Overall foreign investment in U.S. residential real estate declined between April 2018 and March 2019, but China and Canada topped the list of non-domestic buyers, according to a new survey from the National Association of Realtors (NAR).
For the seventh consecutive year, Chinese buyers showed the highest engagement – accounting for about $13.4 billion worth of residential property purchased. That, however, is a 56 percent decline compared to the 12 months prior.
Canada trailed China with $8 billion worth of purchases. Thought Canadians purchased about the same number of properties as buyers from China, they tended to purchase less expensive properties.
India, the U.K and Mexico rounded out to the top five countries for international buyers.
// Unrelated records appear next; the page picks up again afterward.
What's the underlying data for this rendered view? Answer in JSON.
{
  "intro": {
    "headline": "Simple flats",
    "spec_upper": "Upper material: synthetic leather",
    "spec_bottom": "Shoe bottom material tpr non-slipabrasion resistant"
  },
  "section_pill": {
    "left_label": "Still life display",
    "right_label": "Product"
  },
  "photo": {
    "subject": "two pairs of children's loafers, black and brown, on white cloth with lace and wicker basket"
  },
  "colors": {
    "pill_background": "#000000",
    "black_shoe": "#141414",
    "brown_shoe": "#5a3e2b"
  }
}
The dollar volume of purchases declined among every one of the top five.
In line with domestic trends, Florida received the highest amount of foreign investment – attracting one-fifth of foreign buyers, especially those from Canada.
California was the second biggest hotspot for out-of-country purchasers, accounting for 12 percent of international purchases. The third was Texas, followed by Arizona.
Florida and Texas are two popular locations for domestic movers, as well, since both states charge no state income taxes.
Over the 12 months ending in March, foreign buyers purchased $77.9 billion worth of existing homes in the U.S. – a 36 percent decline from the year prior. NAR attributed this decline to slowing global growth, tighter capital controls in China, a stronger U.S. dollar and a more limited inventory of homes for sale.
“The magnitude of the decline is quite striking, implying less confidence in owning a property in the U.S.,” Lawrence Yun, NAR chief economist, said in a statement.
Meanwhile, total mortgage applications in the U.S. dropped more than 1 percent last week, as interest rates rose to their highest level in a month.
Sales of single-family homes fell 7.8 percent – unexpectedly – in May, for the second consecutive month.